In my opinion, pretty much anyone who works in the field of medical translation or interpreting would benefit from this course, although with a couple of provisos. Firstly, this style of learning is not for everyone. I was comfortable studying in my own time but anyone who prefers a more structured programme, wants to interact with their fellow students, or would rather ask questions of their tutor and get an immediate response might struggle. I personally didn’t need to email the course tutors and while they were also theoretically available in the discussion forum, the forum wasn’t used it at all during my course so I can’t comment on how responsive they are.
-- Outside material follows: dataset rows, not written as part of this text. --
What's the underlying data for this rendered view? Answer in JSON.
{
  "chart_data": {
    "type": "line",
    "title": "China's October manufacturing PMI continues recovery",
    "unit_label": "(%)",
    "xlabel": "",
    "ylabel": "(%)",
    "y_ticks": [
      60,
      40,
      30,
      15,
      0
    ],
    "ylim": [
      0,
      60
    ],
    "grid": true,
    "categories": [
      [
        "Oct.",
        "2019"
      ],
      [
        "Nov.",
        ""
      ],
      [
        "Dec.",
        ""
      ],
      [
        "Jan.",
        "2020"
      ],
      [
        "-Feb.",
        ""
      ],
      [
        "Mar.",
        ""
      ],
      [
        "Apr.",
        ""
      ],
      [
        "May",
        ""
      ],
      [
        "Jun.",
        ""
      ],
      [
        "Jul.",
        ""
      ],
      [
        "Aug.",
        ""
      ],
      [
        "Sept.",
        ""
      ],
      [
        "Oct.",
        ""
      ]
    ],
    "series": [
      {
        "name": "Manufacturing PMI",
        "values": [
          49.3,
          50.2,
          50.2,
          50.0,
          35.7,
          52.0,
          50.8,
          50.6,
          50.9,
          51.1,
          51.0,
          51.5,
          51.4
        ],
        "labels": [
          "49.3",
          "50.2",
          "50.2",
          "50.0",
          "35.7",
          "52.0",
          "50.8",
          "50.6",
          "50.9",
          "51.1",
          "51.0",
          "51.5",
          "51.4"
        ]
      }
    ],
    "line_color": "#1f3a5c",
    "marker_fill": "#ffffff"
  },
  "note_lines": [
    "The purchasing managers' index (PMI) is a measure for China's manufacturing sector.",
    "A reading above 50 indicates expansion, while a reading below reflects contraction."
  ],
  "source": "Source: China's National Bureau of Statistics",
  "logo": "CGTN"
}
Secondly, the course is probably more suited to someone who already has a basic understanding of medical terminology as the sheer volume of new content might be daunting for a complete novice. Overall, however, I can say that I now approach medical terminology with more confidence and frequently draw on the additional knowledge I’ve acquired. By having an understanding of the individual components of a term, I save time when translating as I need to research fewer words.

I am grateful to NZSTI for assistance with the course fees via their training subsidy scheme, which is available to NZSTI members. The AUT course will run twice in 2024, with entries in March and May, so I recommend finding out more if you think this course could be helpful to you.


*arthr/o = joint, -osis = abnormal condition, -itis = inflammation: therefore, arthrosis is an abnormal condition of a joint while arthritis is inflammation of a joint. Similarly, gastr/o = stomach, -ectomy = surgical removal, - tomy = incision: so gastrectomy is removal of the stomach while gastrotomy is an incision into the stomach. Now you know!